Determination of aluminium in different tissues of the rat by atomic absorption spectrometry with electrothermal atomization

Atomic absorption spectrometry with electrothermal atomization was used for the determination of aluminium in brain, liver, spleen, kidney cortex, skeletal muscle and bone of the rat following digestion by nitric acid and in serum following simple dilution and in situ oxygen ashing. The method of standard additions in the presence of a chemical modifier, ammonium dihydrogenphosphate, was essential for bone tissues. The detection limits ranged from 3 to 58 ng per gram of wet mass of tissue and were 4–19 times lower than the observed physiological levels of aluminium.

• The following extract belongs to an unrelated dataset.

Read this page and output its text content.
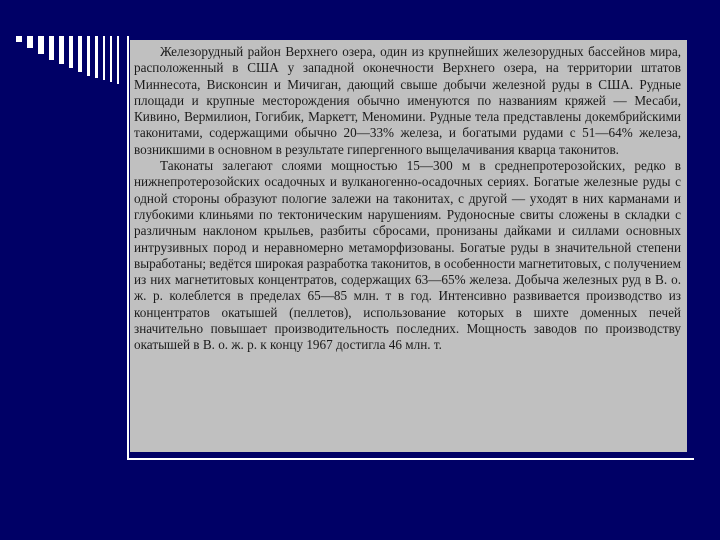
Железорудный район Верхнего озера, один из крупнейших железорудных бассейнов мира, расположенный в США у западной оконечности Верхнего озера, на территории штатов Миннесота, Висконсин и Мичиган, дающий свыше добычи железной руды в США. Рудные площади и крупные месторождения обычно именуются по названиям кряжей — Месаби, Кивино, Вермилион, Гогибик, Маркетт, Меномини. Рудные тела представлены докембрийскими таконитами, содержащими обычно 20—33% железа, и богатыми рудами с 51—64% железа, возникшими в основном в результате гипергенного выщелачивания кварца таконитов.

Таконаты залегают слоями мощностью 15—300 м в среднепротерозойских, редко в нижнепротерозойских осадочных и вулканогенно-осадочных сериях. Богатые железные руды с одной стороны образуют пологие залежи на таконитах, с другой — уходят в них карманами и глубокими клиньями по тектоническим нарушениям. Рудоносные свиты сложены в складки с различным наклоном крыльев, разбиты сбросами, пронизаны дайками и силлами основных интрузивных пород и неравномерно метаморфизованы. Богатые руды в значительной степени выработаны; ведётся широкая разработка таконитов, в особенности магнетитовых, с получением из них магнетитовых концентратов, содержащих 63—65% железа. Добыча железных руд в В. о. ж. р. колеблется в пределах 65—85 млн. т в год. Интенсивно развивается производство из концентратов окатышей (пеллетов), использование которых в шихте доменных печей значительно повышает производительность последних. Мощность заводов по производству окатышей в В. о. ж. р. к концу 1967 достигла 46 млн. т.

The between-day precision for serum was 8.9% at a mean concentration of 6.8 µg l–1 and 2.4% at a mean concentration of 125.3 µg l–1. Additionally, repeated analyses of National Institute of Standards and Technology Standard Reference Material 1577b Bovine Liver gave a relative standard deviation of 12.2%(mean concentration = 0.8 µg g–1). Of the tissues studied, bone had at least ten times higher levels of aluminium than others (0.959 ± 0.322 µg g–1). The aluminium concentration in cerebellum (0.073 ± 0.043 µg g–1) was approximately twice that in the cerebral hemisphere (0.034 ± 0.009 µg g–1).